To be fair, I actually did this. New York tried to hire me when I was getting back into IT. It wasn't fast food anymore, it was working a hotel front desk which is slightly better (I've done both, so that's an honest comparison.) But the money was about the same, the job was just cleaner and nicer. I had to work overnights and swing shifts. But the jobs with the state were so bad that I turned them down to keep working the hotel because they only thought of IT as being on par with fast food work based on their pay scales. So while I didn't say to do this, I did actually live this advice and I honestly believe that failing to have done so would have crippled my career. I was far beyond the careers of the people who tried to hire me within six months - and they had many years just in their state jobs alone and I was effectively starting from the bottom.

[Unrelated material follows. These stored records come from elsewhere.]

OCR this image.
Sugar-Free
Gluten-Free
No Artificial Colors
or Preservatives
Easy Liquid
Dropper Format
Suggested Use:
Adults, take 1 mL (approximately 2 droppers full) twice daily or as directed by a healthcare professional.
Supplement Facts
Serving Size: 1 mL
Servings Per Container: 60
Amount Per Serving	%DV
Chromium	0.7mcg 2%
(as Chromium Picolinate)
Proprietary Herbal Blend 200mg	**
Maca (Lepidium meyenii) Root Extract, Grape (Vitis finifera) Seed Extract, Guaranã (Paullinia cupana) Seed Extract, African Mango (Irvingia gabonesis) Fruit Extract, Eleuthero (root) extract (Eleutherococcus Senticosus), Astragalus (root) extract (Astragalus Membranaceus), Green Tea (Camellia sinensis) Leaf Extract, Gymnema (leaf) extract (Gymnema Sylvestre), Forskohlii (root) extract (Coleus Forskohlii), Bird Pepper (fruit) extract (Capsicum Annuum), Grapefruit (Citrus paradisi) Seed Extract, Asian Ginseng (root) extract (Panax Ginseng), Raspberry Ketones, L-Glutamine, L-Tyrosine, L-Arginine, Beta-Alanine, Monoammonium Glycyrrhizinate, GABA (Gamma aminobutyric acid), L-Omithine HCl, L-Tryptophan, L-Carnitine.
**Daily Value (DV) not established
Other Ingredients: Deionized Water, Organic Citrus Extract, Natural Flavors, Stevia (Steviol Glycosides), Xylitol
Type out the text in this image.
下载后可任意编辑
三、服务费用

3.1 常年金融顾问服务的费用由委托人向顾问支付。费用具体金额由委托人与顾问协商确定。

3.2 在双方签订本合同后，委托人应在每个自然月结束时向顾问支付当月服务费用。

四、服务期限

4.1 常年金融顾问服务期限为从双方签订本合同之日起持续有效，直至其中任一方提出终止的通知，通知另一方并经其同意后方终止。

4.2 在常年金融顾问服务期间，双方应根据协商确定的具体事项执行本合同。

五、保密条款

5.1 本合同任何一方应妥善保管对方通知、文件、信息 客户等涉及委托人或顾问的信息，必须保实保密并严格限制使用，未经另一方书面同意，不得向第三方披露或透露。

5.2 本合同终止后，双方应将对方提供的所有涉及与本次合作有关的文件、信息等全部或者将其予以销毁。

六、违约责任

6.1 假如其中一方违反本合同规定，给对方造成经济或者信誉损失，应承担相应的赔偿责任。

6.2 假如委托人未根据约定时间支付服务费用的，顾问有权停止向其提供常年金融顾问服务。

There are thousands and thousands of government agencies in the US. Some must be good. But I think it sounds pretty surprising to hear that you feel that any percentage of them have the necessary will or capability to address security well.
Working with some municipal governments, many that I have worked with have no IT whatsoever and use whatever free or cheap resource they can find to patch things together. They get grants to buy equipment but never spent money on governance. No security oversight at all.
-
@MattSpeller said:
@scottalanmiller said:
If they are going to steal it, it's already gone.
I'm curious how you got to there
You are assuming that theft will occur because you decided to leverage a feature. Why? That makes no sense. You are assuming that the thief is in your house but only steals your TV if you've been watching it. That's not how it works. If you are assuming that the thief is in your house (is on your device and has access to the biometric scanner) then he is going to steal your biometrics whether you chose to use them or not. Unless you are pressing that button with gloves on or otherwise avoiding letting the scanner see your fingers.
-
What timing...
-
@mlnews so much better with moustaches lol
I actually did a bit of reading, apparently it's stored independently on a separate chip. According to Apple's specs it's reasonably secure. I'm still really uncomfortable with this technology and I'll opt out.
From your post below, how do I avoid biometrics? By not purchasing/using any devices that use them
-
@MattSpeller said:
From your post below, how do I avoid biometrics? By not purchasing/using any devices that use them
What phone available today, for example, does not use them? Nearly every sensor on a phone collects identifying biometrics of some sort. Even your desktop keyboard does that (there are systems that use your typing patterns as biometric passcodes!!)
Fingerprints are just the ones that we talk about. But the amount of identifying information collected by all computing devices is staggering.
-
@scottalanmiller said:
What phone available today, for example, does not use them?
Almost all expect the Newest iPhones. Voice Command, And predictive text both can be turned off. Very few android and no windows phones have finger print.